La serre aussi appelée sarce, sarre, scie ou serta[1] est un animal légendaire probablement issu d'une description de Pline[2], et généralement décrit dans les bestiaires médiévaux comme étant un poisson ailé, ou parfois un oiseau ou un dragon chimériques, qui s'attaquerait aux bateaux pour les faire naufrager. Elle est l'objet de deux livres d'Amour courtois où elle sert de métaphore mais, contrairement à d'autres créatures issues de légendes médiévales, sa figure est très peu reprise dans les œuvres modernes.

Représentation du XIIe siècle d'une serre, ressemblant ici à un dragon.

Mentions

Pline avait cité, sans en donner de description, un animal auquel il donnait le nom de Serre, c'est peut-être ce qui a inspiré les descriptions des bestiaires médiévaux[2]. La serre est décrite dès le VIIIe siècle par Isidore de Séville[3], mais la description qu'il en fait prouve qu'il n'a pas eu ce monstre sous les yeux[2]. La serre est ensuite reprise par Vincent de Beauvais dans son Speculum Naturale. Au XIIe siècle, Philippe de Thaon la décrit dans son Bestiaire puis au XIIIe siècle, Guillaume le Clerc de Normandie l'inclut dans son Bestiaire divin. La serre est le plus souvent représentée comme un dragon avec des ailes poursuivant un bateau ou stoppant le vent avec ses ailes[4].

Le Bestiaire d'Amour de Richard de Fournival en dit ceci :

« La serre est un monstre ailé, qui habite les mers. Quand elle voit un vaisseau cingler à pleines voiles, elle étend ses ailes pour y recueillir tout le vent, et court de toutes ses forces en avant du vaisseau.
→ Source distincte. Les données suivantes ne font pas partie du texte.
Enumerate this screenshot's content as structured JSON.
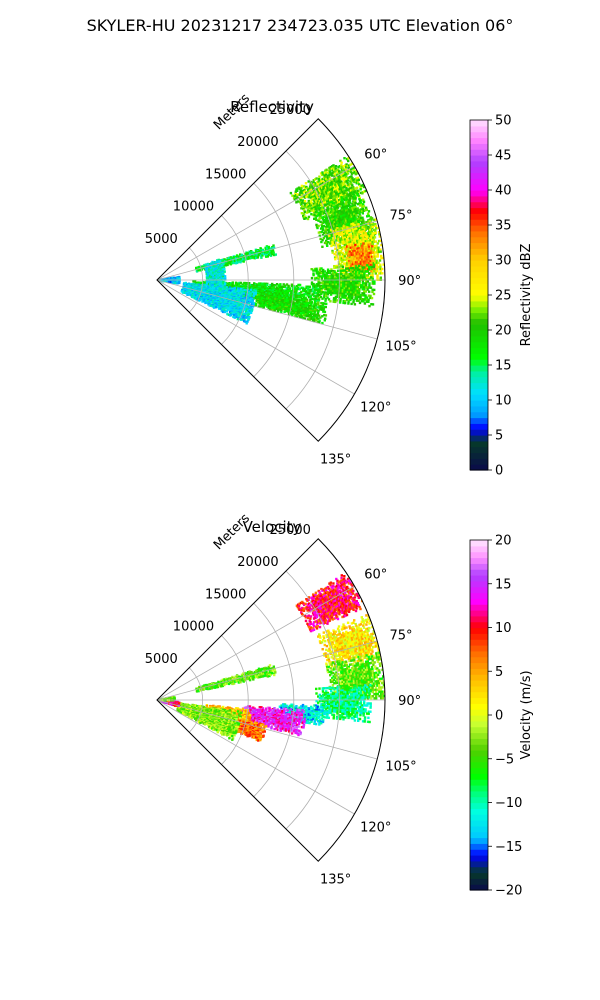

Mais quand elle est fatiguée de ce travail inutile, elle replie ses ailes comme si elle s'avouait vaincue, et se laisse engloutir par les flots »

— Richard de Fournival, Bestiaire d'Amour[2]


Cette description est suivie de La réponse de la dame, un texte anonyme :

« Le monde est une mer, que les hommes de bien traversent sans crainte, et la Serre est l'image d'hommes qui après avoir bien commencé, se découragent et se laissent vaincre par la paresse : ils succombent alors aux tempêtes, c'est-à-dire aux vices et au pêché »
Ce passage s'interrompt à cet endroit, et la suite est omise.